My first prayer was a general prayer. I thanked God for the new birth, asked Him to stop the bleeding so that I could be healed. I repeated those requests a few times. As my body became weaker and I felt like losing the battle of my life, people that I care about and things to do were listed clearly on my head. It was like a letter that was typed out clearly and I can identify myself as though I was a typical Singaporean kiasu mom. So my second prayer was to plead for God to have mercy. I literally asked God to have mercy on the newborn baby; I reasoned to God that Joel is still too young to lose his mum as he still have so much things to learn in life. I thought of my husband Joshua and how he will have difficulties in raising the children without his partner. My parents, my siblings and the Vacation Bible School that was coming up were top of the list and it goes on and on.

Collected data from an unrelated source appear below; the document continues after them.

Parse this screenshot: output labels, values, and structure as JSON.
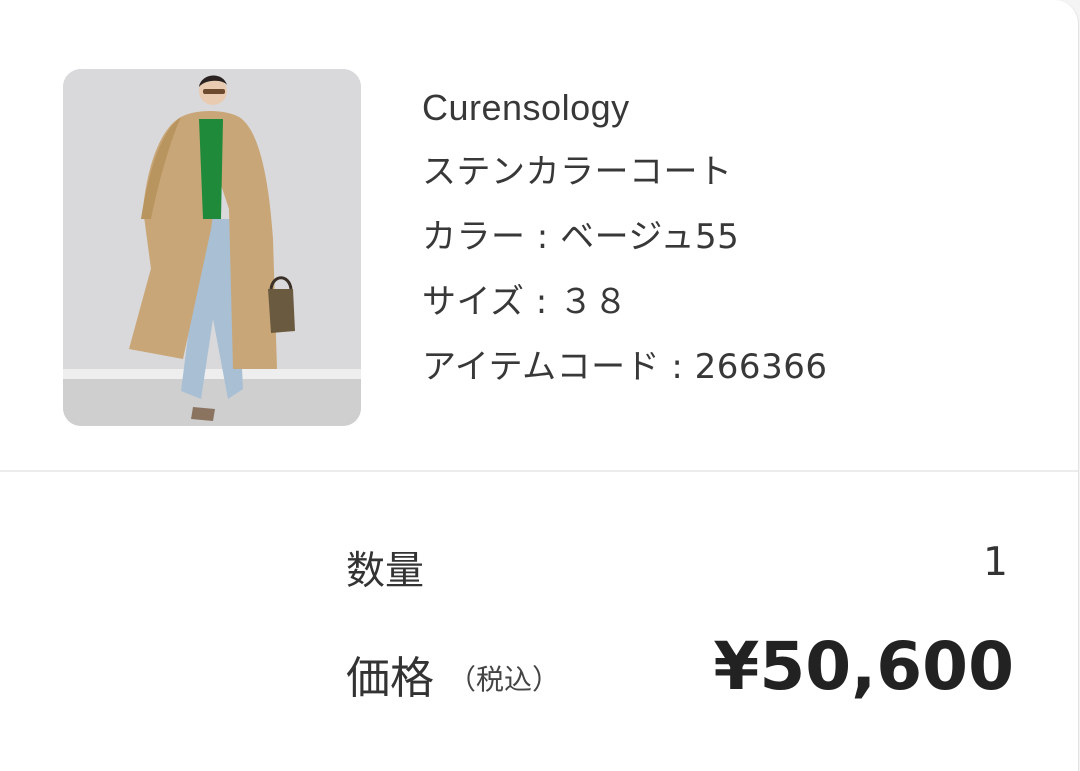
{
  "product": {
    "brand": "Curensology",
    "name": "ステンカラーコート",
    "color": "カラー : ベージュ55",
    "size": "サイズ : ３８",
    "item_code": "アイテムコード : 266366",
    "image": {
      "description": "product-photo",
      "colors": {
        "background": "#dcdcdc",
        "coat": "#c9a677",
        "sweater": "#1f8a3a",
        "jeans": "#a9bfd3"
      }
    }
  },
  "summary": {
    "quantity_label": "数量",
    "quantity_value": "1",
    "price_label": "価格",
    "tax_note": "（税込）",
    "price_value": "¥50,600"
  }
}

While I was pleading with God with all my agenda why he should extend my life, the Spirit of God gave me a thought in the form of a question: “Who is God?” Oh my! That is all I need. I stopped asking God for my human agenda but started to think about His attributes. As I reflected upon the characteristics of His nature, I no longer asked Him for healing but I longed for His will to be done in my life, my family, my ministry and the whole world.

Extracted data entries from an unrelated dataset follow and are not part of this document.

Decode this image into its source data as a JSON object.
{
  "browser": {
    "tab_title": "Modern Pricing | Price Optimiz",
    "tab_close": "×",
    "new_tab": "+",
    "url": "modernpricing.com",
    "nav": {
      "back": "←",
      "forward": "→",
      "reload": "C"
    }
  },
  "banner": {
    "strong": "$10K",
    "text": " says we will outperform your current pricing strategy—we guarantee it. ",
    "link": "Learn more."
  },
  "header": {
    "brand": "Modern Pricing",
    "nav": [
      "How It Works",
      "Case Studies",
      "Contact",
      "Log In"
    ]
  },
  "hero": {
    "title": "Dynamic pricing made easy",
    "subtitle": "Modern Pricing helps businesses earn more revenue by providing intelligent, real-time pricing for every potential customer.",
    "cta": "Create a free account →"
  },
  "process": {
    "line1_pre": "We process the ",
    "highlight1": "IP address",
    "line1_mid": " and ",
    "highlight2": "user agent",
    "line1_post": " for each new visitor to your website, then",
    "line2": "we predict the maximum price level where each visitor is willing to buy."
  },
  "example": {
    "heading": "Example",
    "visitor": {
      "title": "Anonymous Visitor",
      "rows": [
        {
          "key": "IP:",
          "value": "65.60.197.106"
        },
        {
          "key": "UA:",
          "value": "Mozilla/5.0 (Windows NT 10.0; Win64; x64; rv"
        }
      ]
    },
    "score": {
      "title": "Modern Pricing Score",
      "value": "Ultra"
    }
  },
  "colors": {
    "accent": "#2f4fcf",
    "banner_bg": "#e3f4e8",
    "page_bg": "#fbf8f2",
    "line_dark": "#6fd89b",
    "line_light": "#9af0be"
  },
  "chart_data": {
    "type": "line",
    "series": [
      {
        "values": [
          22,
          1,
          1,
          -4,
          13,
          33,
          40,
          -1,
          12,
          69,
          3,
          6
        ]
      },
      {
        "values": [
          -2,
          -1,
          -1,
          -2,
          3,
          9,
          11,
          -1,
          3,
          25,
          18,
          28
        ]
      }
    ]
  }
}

Because He is the truth, there was no reason to doubt the faith I have in Him.
Because He is loving, He is able to care for all my loved ones more than I could.
Because He is powerful, He is able to rise up someone who is going to do a better work of ministry because the ministry belongs to Him.

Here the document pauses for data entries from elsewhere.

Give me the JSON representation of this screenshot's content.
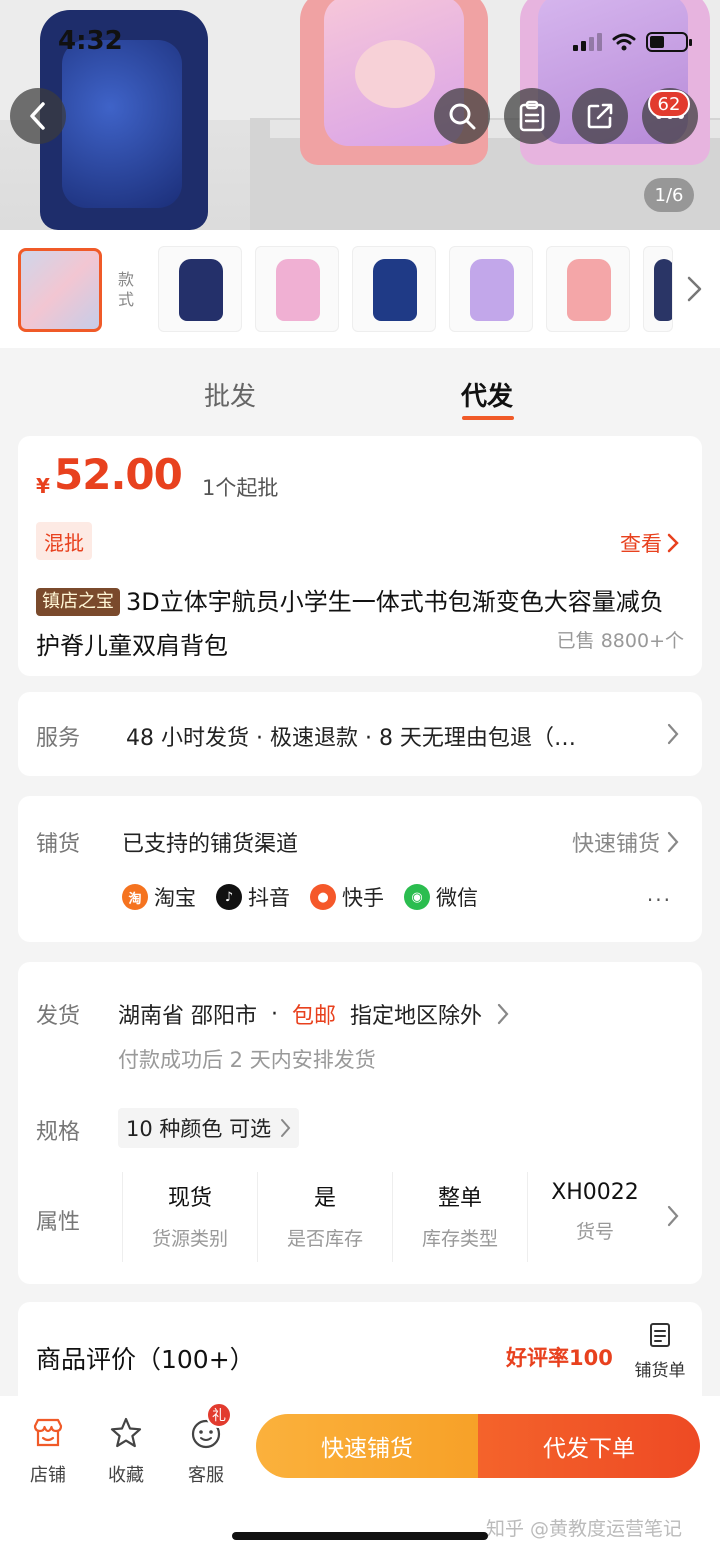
{
  "status_bar": {
    "time": "4:32"
  },
  "gallery": {
    "cart_badge": "62",
    "page_indicator": "1/6"
  },
  "variants": {
    "label": "款式"
  },
  "tabs": [
    {
      "label": "批发"
    },
    {
      "label": "代发"
    }
  ],
  "product": {
    "currency": "¥",
    "price": "52.00",
    "moq": "1个起批",
    "mixed_tag": "混批",
    "view_label": "查看",
    "store_tag": "镇店之宝",
    "title": "3D立体宇航员小学生一体式书包渐变色大容量减负护脊儿童双肩背包",
    "sold": "已售 8800+个"
  },
  "service": {
    "label": "服务",
    "text": "48 小时发货 · 极速退款 · 8 天无理由包退（…"
  },
  "distribution": {
    "label": "铺货",
    "heading": "已支持的铺货渠道",
    "quick_label": "快速铺货",
    "channels": [
      {
        "name": "淘宝",
        "icon": "taobao-icon",
        "color": "#f5731f"
      },
      {
        "name": "抖音",
        "icon": "douyin-icon",
        "color": "#111111"
      },
      {
        "name": "快手",
        "icon": "kuaishou-icon",
        "color": "#f5582a"
      },
      {
        "name": "微信",
        "icon": "wechat-icon",
        "color": "#2bbd4f"
      }
    ],
    "more": "···"
  },
  "shipping": {
    "label": "发货",
    "origin": "湖南省 邵阳市",
    "dot": "·",
    "free": "包邮",
    "exclusion": "指定地区除外",
    "note": "付款成功后 2 天内安排发货"
  },
  "spec": {
    "label": "规格",
    "value": "10 种颜色 可选"
  },
  "attributes": {
    "label": "属性",
    "items": [
      {
        "value": "现货",
        "key": "货源类别"
      },
      {
        "value": "是",
        "key": "是否库存"
      },
      {
        "value": "整单",
        "key": "库存类型"
      },
      {
        "value": "XH0022",
        "key": "货号"
      }
    ]
  },
  "reviews": {
    "title": "商品评价（100+）",
    "rate": "好评率100"
  },
  "floating": {
    "list_label": "铺货单"
  },
  "bottom_bar": {
    "store": "店铺",
    "favorite": "收藏",
    "service": "客服",
    "gift_badge": "礼",
    "quick_button": "快速铺货",
    "order_button": "代发下单"
  },
  "watermark": "知乎 @黄教度运营笔记",
  "colors": {
    "accent": "#e8411e",
    "tab_accent": "#f05a28",
    "quick": "#f7a128",
    "order": "#ee4a24"
  }
}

Because He knows all things, and He is good and perfect, everything that had happened and is going to happen is for His glory. It’s good and perfect.
As I surrender all that I am and longs for only His will to be done even if it’s for me to go to my eternal home, my heart was in joy and peace. It was so beautiful and peaceful to be under His wings. God used the skillful hands of the doctors, nurses and medicine to put me on the road to recovery. It was not an overnight event but a slow progress. During those times the psalms were so real in my life.
1 O God, you are my God; earnestly I seek you;
my soul thirsts for you;
my flesh faints for you,
as in a dry and weary land where there is no water.
2 So I have looked upon you in the sanctuary,
beholding your power and glory.
3 Because your steadfast love is better than life,
my lips will praise you.
4 So I will bless you as long as I live;
in your name I will lift up my hands.
5 My soul will be satisfied as with fat and rich food,
and my mouth will praise you with joyful lips,
6 when I remember you upon my bed,
and meditate on you in the watches of the night;
7 for you have been my help,
and in the shadow of your wings I will sing for joy.
8 My soul clings to you;
your right hand upholds me.
As I read slowly, memorized and meditated upon God’s Word day and night, it gives me new hope and strength for each new day. This past year, our family encountered shingles and the surgery of Ellis. Through it all, I see God’s strong mighty hands, faithfully holding and graciously guiding our every step.
It was a bright sunny morning during the Sunday School outing to the Botanical Gardens last Sunday (3 April). With the energy that God has given me, I and my co-workers are walking, singing and talking with the children that I love. In the evening, we also celebrated Ellis’ birthday with our non-believers friends and testify to God’s grace. To God be the glory!